Our beliefs about what happens to souls after they pass from this life can be a great source of comfort when we lose someone, furry or human. Anyone who has loved an animal knows The Legend of the Rainbow Bridge.
“Just this side of Heaven is a place called Rainbow Bridge. When an animal dies that has been especially close to someone here, that pet goes to the Rainbow Bridge.” It is an idyllic place, where furry friends are restored and healed, and can run and play while they wait for their human. When that special person passes away, the furry pal meets them, and together they cross the Rainbow Bridge to heaven.

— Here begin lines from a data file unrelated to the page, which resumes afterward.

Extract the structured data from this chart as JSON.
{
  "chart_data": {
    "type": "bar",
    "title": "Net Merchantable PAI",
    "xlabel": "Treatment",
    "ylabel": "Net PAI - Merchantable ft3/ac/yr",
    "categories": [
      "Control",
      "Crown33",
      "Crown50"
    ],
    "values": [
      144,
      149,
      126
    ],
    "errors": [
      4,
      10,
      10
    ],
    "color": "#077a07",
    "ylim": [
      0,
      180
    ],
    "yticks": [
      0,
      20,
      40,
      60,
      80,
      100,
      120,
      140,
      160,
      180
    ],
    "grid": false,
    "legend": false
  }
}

It is lovely imagery and beautifully written, and like all pet parents, I received bookmarks, cards and notes with this passage after Murdock departed. But here is the thing – it is not what I believe. Perhaps that is sacrilege, given it’s popularity.

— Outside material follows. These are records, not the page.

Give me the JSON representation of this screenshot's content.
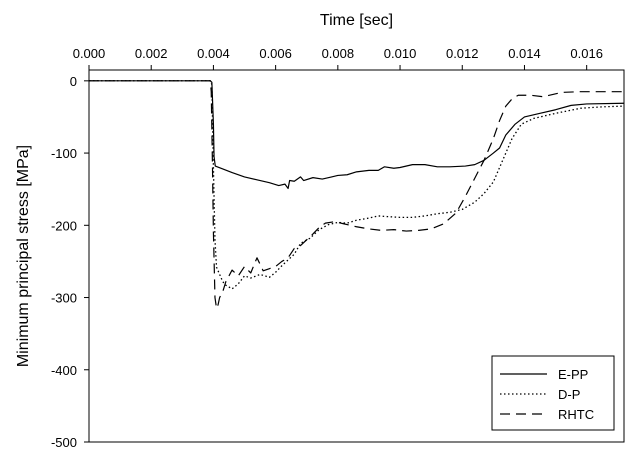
{
  "chart_data": {
    "type": "line",
    "xlabel": "Time [sec]",
    "ylabel": "Minimum principal stress [MPa]",
    "xlim": [
      0.0,
      0.0172
    ],
    "ylim": [
      -500,
      15
    ],
    "x_axis_position": "top",
    "x_ticks": [
      0.0,
      0.002,
      0.004,
      0.006,
      0.008,
      0.01,
      0.012,
      0.014,
      0.016
    ],
    "x_tick_labels": [
      "0.000",
      "0.002",
      "0.004",
      "0.006",
      "0.008",
      "0.010",
      "0.012",
      "0.014",
      "0.016"
    ],
    "y_ticks": [
      0,
      -100,
      -200,
      -300,
      -400,
      -500
    ],
    "y_tick_labels": [
      "0",
      "-100",
      "-200",
      "-300",
      "-400",
      "-500"
    ],
    "grid": false,
    "legend_position": "bottom-right",
    "series": [
      {
        "name": "E-PP",
        "style": "solid",
        "points": [
          [
            0.0,
            0
          ],
          [
            0.0039,
            0
          ],
          [
            0.00395,
            -2
          ],
          [
            0.004,
            -60
          ],
          [
            0.00402,
            -105
          ],
          [
            0.00406,
            -118
          ],
          [
            0.0043,
            -122
          ],
          [
            0.0046,
            -127
          ],
          [
            0.005,
            -133
          ],
          [
            0.0054,
            -137
          ],
          [
            0.0058,
            -141
          ],
          [
            0.0061,
            -145
          ],
          [
            0.0063,
            -143
          ],
          [
            0.0064,
            -149
          ],
          [
            0.00645,
            -138
          ],
          [
            0.0066,
            -139
          ],
          [
            0.0068,
            -133
          ],
          [
            0.0069,
            -138
          ],
          [
            0.0072,
            -134
          ],
          [
            0.0075,
            -136
          ],
          [
            0.0078,
            -133
          ],
          [
            0.008,
            -131
          ],
          [
            0.0083,
            -130
          ],
          [
            0.0086,
            -126
          ],
          [
            0.009,
            -124
          ],
          [
            0.0093,
            -124
          ],
          [
            0.0095,
            -119
          ],
          [
            0.0098,
            -121
          ],
          [
            0.01,
            -120
          ],
          [
            0.0104,
            -116
          ],
          [
            0.0108,
            -116
          ],
          [
            0.0112,
            -119
          ],
          [
            0.0116,
            -119
          ],
          [
            0.0121,
            -118
          ],
          [
            0.0124,
            -116
          ],
          [
            0.0127,
            -110
          ],
          [
            0.013,
            -100
          ],
          [
            0.0132,
            -93
          ],
          [
            0.0134,
            -75
          ],
          [
            0.0137,
            -60
          ],
          [
            0.014,
            -50
          ],
          [
            0.0145,
            -45
          ],
          [
            0.015,
            -40
          ],
          [
            0.0155,
            -34
          ],
          [
            0.016,
            -32
          ],
          [
            0.0172,
            -31
          ]
        ]
      },
      {
        "name": "D-P",
        "style": "dotted",
        "points": [
          [
            0.0,
            0
          ],
          [
            0.0039,
            0
          ],
          [
            0.00395,
            -5
          ],
          [
            0.004,
            -120
          ],
          [
            0.00405,
            -220
          ],
          [
            0.0041,
            -258
          ],
          [
            0.0042,
            -268
          ],
          [
            0.0043,
            -278
          ],
          [
            0.0044,
            -283
          ],
          [
            0.0046,
            -288
          ],
          [
            0.0048,
            -281
          ],
          [
            0.005,
            -270
          ],
          [
            0.0052,
            -273
          ],
          [
            0.0055,
            -268
          ],
          [
            0.0058,
            -272
          ],
          [
            0.006,
            -265
          ],
          [
            0.0062,
            -256
          ],
          [
            0.0064,
            -248
          ],
          [
            0.0066,
            -240
          ],
          [
            0.0068,
            -225
          ],
          [
            0.0071,
            -218
          ],
          [
            0.0074,
            -206
          ],
          [
            0.0077,
            -199
          ],
          [
            0.008,
            -196
          ],
          [
            0.0083,
            -197
          ],
          [
            0.0086,
            -193
          ],
          [
            0.009,
            -190
          ],
          [
            0.0093,
            -187
          ],
          [
            0.0096,
            -188
          ],
          [
            0.01,
            -189
          ],
          [
            0.0104,
            -189
          ],
          [
            0.0108,
            -187
          ],
          [
            0.0112,
            -184
          ],
          [
            0.0116,
            -182
          ],
          [
            0.012,
            -178
          ],
          [
            0.0124,
            -168
          ],
          [
            0.0127,
            -156
          ],
          [
            0.013,
            -140
          ],
          [
            0.0133,
            -110
          ],
          [
            0.0136,
            -80
          ],
          [
            0.0139,
            -60
          ],
          [
            0.0143,
            -52
          ],
          [
            0.015,
            -45
          ],
          [
            0.0158,
            -38
          ],
          [
            0.0165,
            -36
          ],
          [
            0.0172,
            -35
          ]
        ]
      },
      {
        "name": "RHTC",
        "style": "dashed",
        "points": [
          [
            0.0,
            0
          ],
          [
            0.0039,
            0
          ],
          [
            0.00393,
            -15
          ],
          [
            0.00397,
            -120
          ],
          [
            0.004,
            -210
          ],
          [
            0.00405,
            -300
          ],
          [
            0.0041,
            -315
          ],
          [
            0.00415,
            -310
          ],
          [
            0.0042,
            -300
          ],
          [
            0.0043,
            -292
          ],
          [
            0.0044,
            -278
          ],
          [
            0.0046,
            -262
          ],
          [
            0.0048,
            -270
          ],
          [
            0.005,
            -257
          ],
          [
            0.0052,
            -266
          ],
          [
            0.0054,
            -245
          ],
          [
            0.0056,
            -263
          ],
          [
            0.0058,
            -260
          ],
          [
            0.006,
            -257
          ],
          [
            0.0062,
            -250
          ],
          [
            0.0064,
            -245
          ],
          [
            0.0066,
            -232
          ],
          [
            0.0068,
            -228
          ],
          [
            0.007,
            -220
          ],
          [
            0.0072,
            -212
          ],
          [
            0.0074,
            -203
          ],
          [
            0.0076,
            -197
          ],
          [
            0.0079,
            -195
          ],
          [
            0.0082,
            -198
          ],
          [
            0.0086,
            -202
          ],
          [
            0.009,
            -205
          ],
          [
            0.0094,
            -207
          ],
          [
            0.0098,
            -206
          ],
          [
            0.0102,
            -208
          ],
          [
            0.0106,
            -207
          ],
          [
            0.011,
            -205
          ],
          [
            0.0114,
            -198
          ],
          [
            0.0118,
            -183
          ],
          [
            0.0121,
            -160
          ],
          [
            0.0124,
            -135
          ],
          [
            0.0127,
            -110
          ],
          [
            0.013,
            -80
          ],
          [
            0.0132,
            -55
          ],
          [
            0.0134,
            -35
          ],
          [
            0.0136,
            -25
          ],
          [
            0.0138,
            -20
          ],
          [
            0.0142,
            -20
          ],
          [
            0.0146,
            -22
          ],
          [
            0.0152,
            -16
          ],
          [
            0.0158,
            -15
          ],
          [
            0.0165,
            -15
          ],
          [
            0.0172,
            -15
          ]
        ]
      }
    ]
  }
}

It is the first five words that are problematic for me: “Just this side of Heaven.” I have a Christian background, so the idea of heaven is my vision of the afterlife. I may not be certain of what “gets” a soul to heaven – but I know that Murdock is “there”. I don’t have a clue what heaven is like – a place, a state of being, or some other form that my humanness prevents me from imagining. But, I know that my boy took the express lane to whatever heaven is, that evening he laid his head in my lap and took his last breath. Our furry friends spend their too-short time with us making our lives infinitely better. We become better humans because of them. If that is not deserving of heaven, I don’t know what is.
This is not meant to criticize The Rainbow Bridge. I had read the passage many times before I lost Murdock, and found it beautiful. But when I read it again after his departure, it took on a different meaning, a more real meaning, maybe, and I was surprised to find that it did not comfort me, it did not fit with what I believe.
Whether it’s the Rainbow Bridge or something else, our visions about the afterlife are as unique as the lives we shared with our furry soulmates and the grief experiences that follow their loss. Perhaps, unknowingly, we craft these beliefs in order to prepare us for the grief that is inescapable in life and to give us hope for the time when we lose a soulmate and feel all is lost.
As for me, I choose to believe that Murdock is in heaven, eating ice cream with my grandma, dancing for chicken nuggets, and running through streams and forests, letting his nose lead the way. And at the same time, he is right here, right next to me, always.